La vera assente nel confronto elettorale per il rinnovo del Parlamento europeo è stata – non sembri un paradosso – proprio l’Europa. Dei destini del nostro Continente non si è parlato. Della sua collocazione geopolitica non un cenno. Della sua proiezione mediterranea neppure. Di politiche sociali non pare interessare ai più.

Al fondo di tutto sta il non detto sulle radici della vera Europa. Ci si occupa solo di un’Unione parcellizzata nei suoi parametri economici, divisa dai suoi piccoli egoismi, sfibrata dagli spread e dalle percentuali finanziarie, priva di quelle parole d’avvenire, che nascono dalla consapevolezza di una spiritualità condivisa.

Manca ancora verso l’Europa quell’amore carnale, concreto, patriottico, evocato da Pierre Drieu La Rochelle negli anni terribili dell’ultima guerra fratricida. Manca l’orgoglio per quei “gioielli” culturali che ne hanno fatto e ancora ne fanno la grandezza, oltre ogni piccola visione economicistica: l’Europa olimpica e dorica, protesa, da Capo Sounion, per farsi abbracciare dal Mediterraneo, Madre antica che non teme le notti glaciali, certa, nell’attesa, che la luce tornerà a irradiarla. Europa di templi e di dei, romana e imperiale, audace e guerriera. Cervello socratico e cuore cristiano – come scrisse un grande europeista spagnolo (Salvador de Madariaga).

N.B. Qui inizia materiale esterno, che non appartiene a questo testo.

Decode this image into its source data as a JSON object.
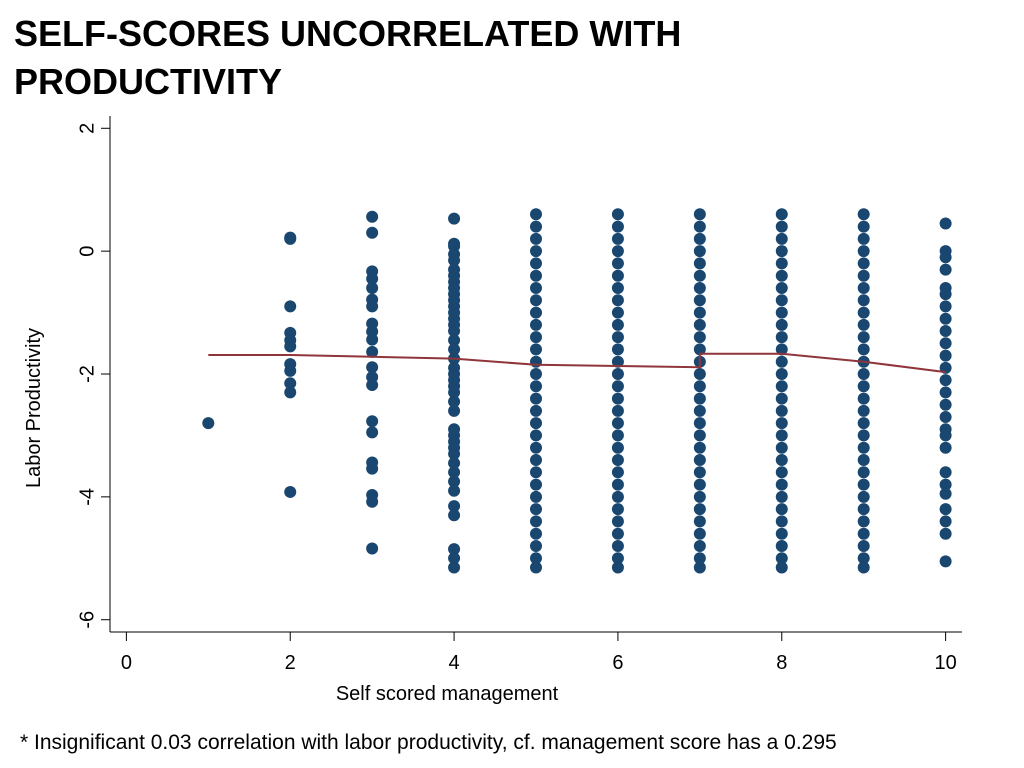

Capace di specchiarsi nei vetri delle sue cattedrali, segno d’una epoca splendente d’oro, d’argento, d’azzurro, di rossi e di verdi, fiammeggiante – per dirla con l’indimenticabile Drieu – sui portali delle chiese, nei saloni dei castelli, nelle case dei borghesi e dei fattori.

Europa d’incunaboli e di immaginazioni futuriste, nel lungo rosario di genialità artistiche, scientifiche, drammaturgiche. Europa del lavoro e del diritto, capace di farsi esempio di civiltà. Eravamo, siamo diversi? Certamente, ma nel senso indicato da José Ortega y Gasset: “perché una Nazione esista è sufficiente che essa abbia coscienza del suo esistere”. E allora un’Europa, cosciente del proprio ruolo, avrebbe potuto essere, integralmente, organicamente se stessa, se avesse pensato meno a farsi strumento burocratico, orizzonte codificato entro cui morire d’inedia, coltivando i piccoli spazi della quotidianità.

A saperla guardare l’Europa vera, che attende di prendere coscienza, continua a splendere fiammeggiante, come sugli antichi portali e da lì bisognerà ripartire per trovare quelle visioni geopolitiche, mediterranee, sociali e culturali, che oggi mancano. A questa Europa, malgrado tutto, ancora si può credere. Ben oltre gli appuntamenti elettorali.